Terceiro, ao comentar o assunto no facebook, fiz questão de frisar que qualquer pessoa em sua sã consciência admira, ou admirou a belíssima voz do Emílio Santiago, por exemplo. Todos sabemos que ele era um cantor secular, e rola por aí que há um suposto companheiro dele pedindo pensão na justiça. Independente de ser homossexual, ou não, fato é que este foi um dos maiores interpretes de nossa música. O nome disto? Graça Comum.

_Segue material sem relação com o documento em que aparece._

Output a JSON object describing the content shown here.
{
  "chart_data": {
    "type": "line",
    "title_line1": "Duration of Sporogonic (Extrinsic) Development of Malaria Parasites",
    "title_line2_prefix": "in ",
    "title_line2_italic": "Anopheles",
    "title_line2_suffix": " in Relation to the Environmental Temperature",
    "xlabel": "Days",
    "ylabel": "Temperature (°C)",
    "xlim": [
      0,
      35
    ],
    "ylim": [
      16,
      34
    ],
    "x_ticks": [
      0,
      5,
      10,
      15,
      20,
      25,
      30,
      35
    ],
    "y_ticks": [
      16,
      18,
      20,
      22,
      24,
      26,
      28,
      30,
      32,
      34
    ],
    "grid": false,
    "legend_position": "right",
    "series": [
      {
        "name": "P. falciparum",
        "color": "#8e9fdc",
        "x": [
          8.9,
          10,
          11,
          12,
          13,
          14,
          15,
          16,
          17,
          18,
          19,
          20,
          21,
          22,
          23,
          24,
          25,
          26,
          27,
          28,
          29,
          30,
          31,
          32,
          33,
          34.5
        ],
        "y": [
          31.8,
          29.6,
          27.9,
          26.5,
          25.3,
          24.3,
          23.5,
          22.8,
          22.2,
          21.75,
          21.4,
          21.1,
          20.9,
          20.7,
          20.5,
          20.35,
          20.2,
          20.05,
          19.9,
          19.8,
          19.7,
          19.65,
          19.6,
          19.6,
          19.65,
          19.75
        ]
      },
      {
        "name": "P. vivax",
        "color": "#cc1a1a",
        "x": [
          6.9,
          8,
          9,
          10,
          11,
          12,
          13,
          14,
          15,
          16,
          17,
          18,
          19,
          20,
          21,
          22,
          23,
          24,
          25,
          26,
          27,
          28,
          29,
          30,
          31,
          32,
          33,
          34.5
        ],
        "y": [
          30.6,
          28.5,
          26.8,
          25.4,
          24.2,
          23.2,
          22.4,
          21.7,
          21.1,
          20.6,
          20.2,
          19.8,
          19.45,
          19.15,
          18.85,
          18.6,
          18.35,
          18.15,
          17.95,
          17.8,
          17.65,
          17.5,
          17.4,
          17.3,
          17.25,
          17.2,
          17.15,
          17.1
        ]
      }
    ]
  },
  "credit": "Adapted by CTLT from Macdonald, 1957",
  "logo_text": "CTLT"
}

Esta mesma graça se manifesta em talentos como o de Renato Russo (e em caso de dúvida, ouça Monte Castelo), na arte de protesto do Cazuza, nas inteligentes letras dos raps do Gabriel Pensador, nas composições de Herbert Vianna, nas tiradas filosóficas de Mário Sérgio Cortella e nos mais variados aspectos da criatividade humana. No caso do travesti abaixo, a graça natural se fez ver no carisma que teve com o pastor e com o público, o que tornou aceitável a sua participação em um culto.
O Deus que faz com que nasça sol sobre justos e injustos, com que venha chuva sobre bons e maus, também é o mesmo que distribui as suas dádivas e os seus dons perfeitos. Espero que este ato sirva de reflexão para nós crentes. Como agiremos com este público, como os receberemos em nossas igrejas? São questões que, mais cedo, ou mais tarde teremos de enfrentar sim. Uma coisa é certa: o comportamento homossexual é pecado, mas onde abundou o pecado, diz a Bíblia, superabundou a graça. Como comunicar a este público a graça que nos dá poder para vencer o pecado?



 
 
Pr Marcelo Medeiros, em Cristo Jesus.